Volví a leer parte del material mientras estudiaba las fotos. El propio apartamento no parecía estar muy desordenado, lo que sugería que el asesino había sido alguien que ella conocía. Volví a la autopsia. No había piel bajo las uñas de Wendy, ni signos evidentes de un forcejeo. ¿Contusiones faciales? Sí, es posible que estuviera inconsciente cuando él la acuchilló.
Probablemente hubiese estado un tiempo agonizando. Si la hubieran degollado primero y hubiesen alcanzado la yugular, es posible que hubiera muerto rápidamente. Pero había perdido mucha sangre por las heridas del torso.
Escogí una foto y la metí en el bolsillo de mi camisa. No sabía muy bien para qué la quería, pero sabía que nadie la echaría de menos. Una vez conocí a un poli de oficina en la sección de Cobble Hill de Brooklyn que solía llevarse a casa una copia de cada foto horrible que pasaba por sus manos. Nunca pregunté por qué.
Volví a ponerlo todo en orden y coloqué en su sitio el sobre manila al tiempo que volvía a aparecer Koehler. Estaba fumándose otro puro. Salí de detrás de su mesa y me preguntó si estaba satisfecho.
– Todavía me gustaría hablar con Pankow.
– Ya lo he arreglado. Supuse que eras demasiado terco como para cambiar de idea. ¿Has encontrado alguna maldita cosa en todo ese desorden?
– ¿Cómo puedo saberlo? Ni siquiera sé qué es lo que estoy buscando. Tengo entendido que se prostituía. ¿Hay alguna prueba de eso?
– Nada en concreto. Pero si lo miras bien, resulta evidente. Un buen armario, doscientos pavos en el bolso, ningún medio visible de sustento. ¿Qué más podemos añadir?
– ¿Por qué estaba viviendo con Vanderpoel?
– Tenía una lengua de treinta centímetros.
– En serio. ¿Era su chulo?
– Es posible.
– Pero no tienes ficha de ninguno de los dos.
– No. No los arrestaron nunca. Para nosotros no existían oficialmente hasta que él decidió acuchillarla.

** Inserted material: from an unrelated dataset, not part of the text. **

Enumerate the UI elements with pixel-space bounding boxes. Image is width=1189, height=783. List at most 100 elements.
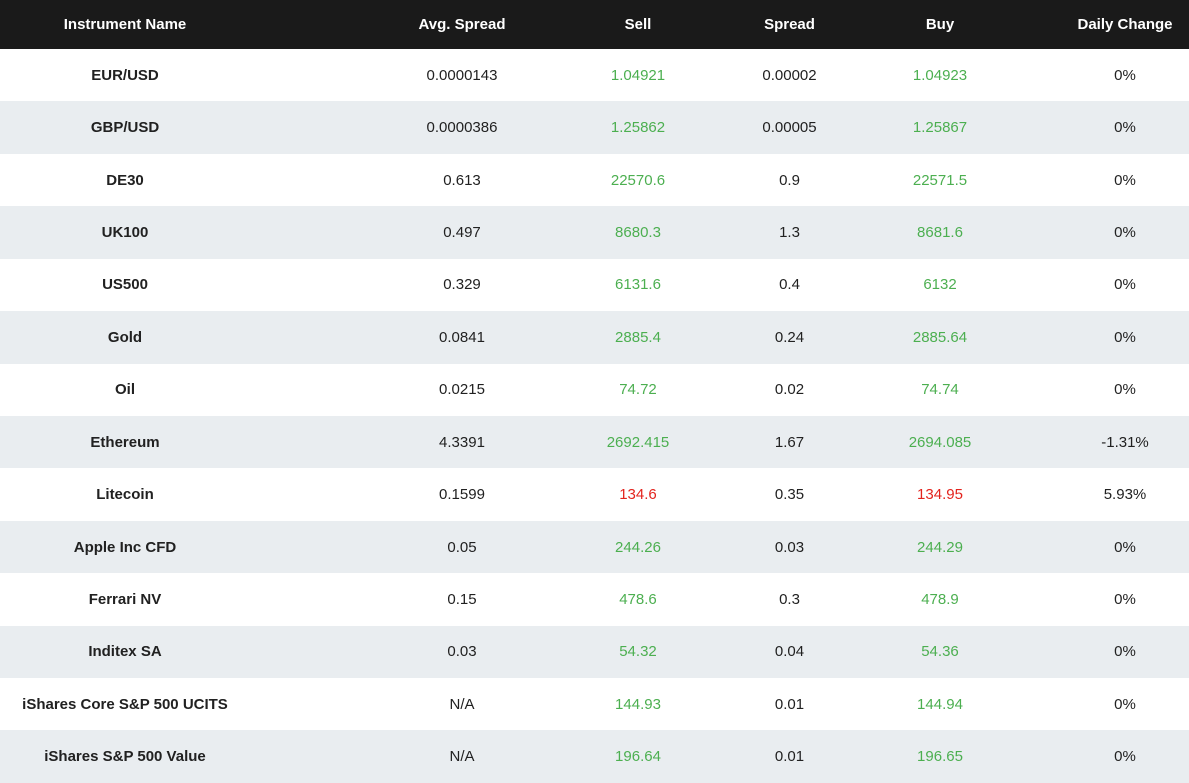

Cerré los ojos durante un minuto. Koehler pronunció mi nombre. Alcé la vista y dije:
– Me ha venido un pensamiento. Algo que has dicho antes sobre el momento de poner al corriente a Hanniford. Además, en cierto sentido es verdad lo que mencionaste. Si hubiera sido asesinada por una persona o personas desconocidas, habrías sometido los dos últimos años de su vida a un examen minucioso, los habrías pasado por un microscopio. Pero el caso se cerró antes de abrirlo y ahora ya no es tu trabajo hacer eso.

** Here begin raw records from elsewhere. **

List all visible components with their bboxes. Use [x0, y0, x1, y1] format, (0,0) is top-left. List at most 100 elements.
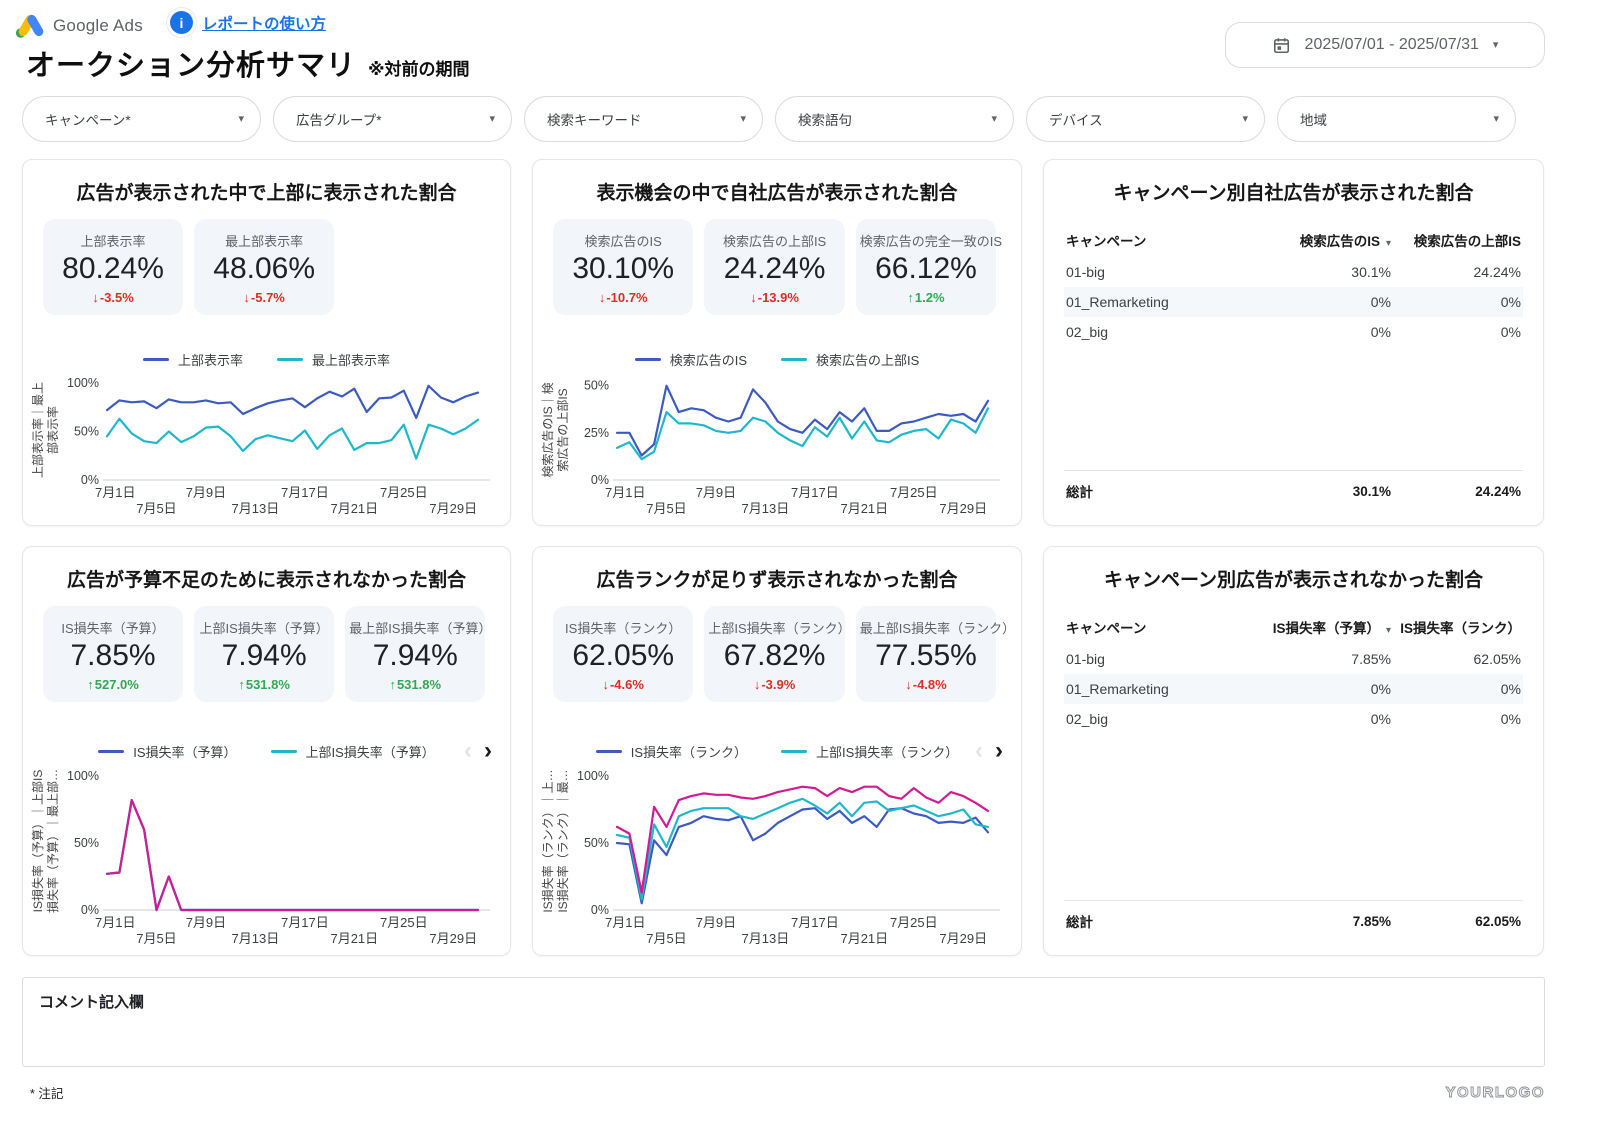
watermark-logo: YOURLOGO	[1445, 1084, 1545, 1102]
line-chart-svg: IS損失率（ランク）｜上… IS損失率（ランク）｜最… 0%50%100%7月1日7…	[540, 769, 1000, 946]
scorecard: IS損失率（予算） 7.85% ↑527.0%	[43, 606, 184, 702]
chart-prev-button[interactable]: ‹	[975, 737, 983, 764]
comment-box[interactable]: コメント記入欄	[22, 977, 1545, 1067]
table-row[interactable]: 01_Remarketing 0% 0%	[1064, 287, 1523, 317]
svg-text:7月1日: 7月1日	[605, 485, 645, 500]
legend-swatch	[781, 749, 807, 753]
svg-text:7月17日: 7月17日	[281, 485, 329, 500]
legend-label: IS損失率（ランク）	[630, 744, 747, 760]
svg-text:7月21日: 7月21日	[840, 501, 888, 516]
scorecard-delta: ↑527.0%	[87, 677, 139, 692]
scorecard-value: 62.05%	[572, 639, 675, 672]
legend-label: 上部表示率	[177, 352, 243, 368]
svg-text:7月5日: 7月5日	[136, 931, 176, 946]
scorecard-value: 67.82%	[723, 639, 826, 672]
table-header-cell[interactable]: 検索広告のIS ▾	[1299, 234, 1391, 249]
legend-item: 上部表示率	[142, 350, 243, 369]
trend-up-icon: ↑	[87, 677, 94, 692]
line-chart-svg: IS損失率（予算）｜上部IS 損失率（予算）｜最上部… 0%50%100%7月1日7…	[30, 769, 490, 946]
filter-chip-label: 検索語句	[798, 113, 852, 128]
chevron-down-icon: ▾	[1492, 38, 1499, 51]
table-row[interactable]: 01_Remarketing 0% 0%	[1064, 674, 1523, 704]
table-header-cell[interactable]: IS損失率（ランク）	[1400, 621, 1521, 636]
legend-item: 上部IS損失率（予算）	[270, 742, 435, 761]
table-header-cell[interactable]: キャンペーン	[1066, 234, 1147, 249]
table-header-cell[interactable]: 検索広告の上部IS	[1413, 234, 1521, 249]
panel-title: 広告ランクが足りず表示されなかった割合	[596, 570, 958, 591]
page-title-row: オークション分析サマリ ※対前の期間	[26, 42, 470, 84]
chart-legend: IS損失率（ランク） 上部IS損失率（ランク） ‹ ›	[563, 739, 1003, 763]
legend-swatch	[781, 357, 807, 361]
filter-chip-2[interactable]: 検索キーワード ▾	[524, 96, 763, 142]
help-link[interactable]: レポートの使い方	[202, 15, 327, 33]
scorecard-value: 77.55%	[875, 639, 977, 672]
filter-chip-5[interactable]: 地域 ▾	[1277, 96, 1516, 142]
svg-text:25%: 25%	[584, 426, 609, 440]
legend-item: 検索広告の上部IS	[781, 350, 919, 369]
legend-label: IS損失率（予算）	[133, 744, 237, 760]
chevron-down-icon: ▾	[1493, 112, 1499, 125]
google-ads-logo-icon	[15, 14, 44, 38]
table-header-cell[interactable]: IS損失率（予算） ▾	[1272, 621, 1391, 636]
filter-chip-3[interactable]: 検索語句 ▾	[775, 96, 1014, 142]
scorecard-label: 検索広告の完全一致のIS	[859, 234, 1003, 249]
scorecard-value: 7.94%	[372, 639, 458, 672]
filter-chip-label: デバイス	[1049, 113, 1103, 128]
filter-chip-0[interactable]: キャンペーン* ▾	[22, 96, 261, 142]
svg-text:IS損失率（予算）｜上部IS: IS損失率（予算）｜上部IS	[30, 770, 45, 913]
scorecard-delta: ↑531.8%	[389, 677, 442, 692]
legend-pager: ‹ ›	[975, 739, 1003, 763]
info-icon: i	[170, 11, 193, 34]
table-total-value: 7.85%	[1352, 913, 1391, 929]
page-subtitle: ※対前の期間	[368, 60, 470, 79]
trend-up-icon: ↑	[238, 677, 245, 692]
line-chart: 上部表示率 最上部表示率 上部表示率｜最上 部表示率 0% 50% 100% 7月1日 7月5日…	[23, 340, 510, 525]
svg-text:7月9日: 7月9日	[696, 485, 736, 500]
scorecard-label: 最上部IS損失率（ランク）	[859, 621, 1016, 636]
svg-text:7月29日: 7月29日	[429, 501, 477, 516]
date-range-picker[interactable]: 2025/07/01 - 2025/07/31 ▾	[1225, 22, 1545, 68]
table-cell-value: 24.24%	[1473, 264, 1521, 280]
table-row[interactable]: 02_big 0% 0%	[1064, 317, 1523, 347]
svg-text:7月25日: 7月25日	[890, 915, 938, 930]
table-cell-campaign: 01_Remarketing	[1066, 294, 1169, 310]
scorecard-value: 24.24%	[723, 252, 826, 285]
line-chart-svg: 上部表示率｜最上 部表示率0%50%100%7月1日7月5日7月9日7月13日7月…	[30, 376, 490, 516]
svg-text:50%: 50%	[74, 836, 99, 850]
svg-text:100%: 100%	[577, 769, 609, 783]
filter-chip-label: 検索キーワード	[547, 113, 642, 128]
scorecard-label: IS損失率（ランク）	[565, 621, 682, 636]
svg-text:IS損失率（ランク）｜最…: IS損失率（ランク）｜最…	[555, 769, 570, 912]
chart-prev-button[interactable]: ‹	[464, 737, 472, 764]
table-row[interactable]: 01-big 7.85% 62.05%	[1064, 644, 1523, 674]
table-row[interactable]: 02_big 0% 0%	[1064, 704, 1523, 734]
chevron-down-icon: ▾	[238, 112, 244, 125]
table-row[interactable]: 01-big 30.1% 24.24%	[1064, 257, 1523, 287]
table-cell-value: 0%	[1370, 681, 1391, 697]
legend-item: 検索広告のIS	[634, 350, 747, 369]
table-total-row: 総計 7.85% 62.05%	[1064, 900, 1523, 941]
chart-next-button[interactable]: ›	[995, 737, 1003, 764]
table-cell-campaign: 01_Remarketing	[1066, 681, 1169, 697]
trend-up-icon: ↑	[907, 290, 914, 305]
trend-down-icon: ↓	[598, 290, 606, 305]
scorecard-value: 66.12%	[875, 252, 977, 285]
table-total-value: 62.05%	[1475, 913, 1521, 929]
dashboard-grid: 広告が表示された中で上部に表示された割合 上部表示率 80.24% ↓-3.5% 最上…	[22, 159, 1612, 956]
filter-chip-4[interactable]: デバイス ▾	[1026, 96, 1265, 142]
scorecard-delta: ↓-3.9%	[753, 677, 796, 692]
filter-chip-1[interactable]: 広告グループ* ▾	[273, 96, 512, 142]
scorecard-label: 上部表示率	[80, 234, 146, 249]
sort-arrow-icon: ▾	[1385, 238, 1391, 249]
scorecard: 最上部IS損失率（ランク） 77.55% ↓-4.8%	[855, 606, 1016, 702]
chart-next-button[interactable]: ›	[484, 737, 492, 764]
table-cell-value: 30.1%	[1351, 264, 1391, 280]
svg-text:7月9日: 7月9日	[186, 915, 226, 930]
table-header-cell[interactable]: キャンペーン	[1066, 621, 1147, 636]
svg-text:0%: 0%	[81, 473, 99, 487]
table-cell-campaign: 02_big	[1066, 324, 1109, 340]
scorecard: 検索広告のIS 30.10% ↓-10.7%	[553, 219, 694, 315]
scorecard: IS損失率（ランク） 62.05% ↓-4.6%	[553, 606, 694, 702]
svg-text:0%: 0%	[591, 903, 609, 917]
filter-chip-label: 広告グループ*	[296, 113, 382, 128]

– Exacto. En cambio es el tuyo.
– Ajá. ¿Con qué la mató?
– El doctor dice que con una cuchilla. -Se encogió de hombros-. Una suposición tan buena como cualquier otra.
– ¿Y qué ha pasado con el arma homicida?
– Sí, ya me suponía que no se te escaparía. No la encontramos. Cualquiera sabe. Había una ventana abierta, pudo haberla lanzado por allí.
– ¿Qué había en el exterior de la ventana?
– Un pozo de ventilación.
– ¿Lo has inspeccionado?
– Ajá. Cualquiera pudo cogerla, cualquier chaval que pasara por allí.
– ¿Comprobaste si había manchas de sangre en el pozo de ventilación?
– ¿Estás bromeando? ¿Un pozo de ventilación del Village? La gente orina por las ventanas, lanzan tampones, basura y todo tipo de cosas. En nueve de cada diez pozos de ventilación encontrarás manchas de sangre. ¿Lo habrías inspeccionado tú? ¿Después de haber cogido al asesino?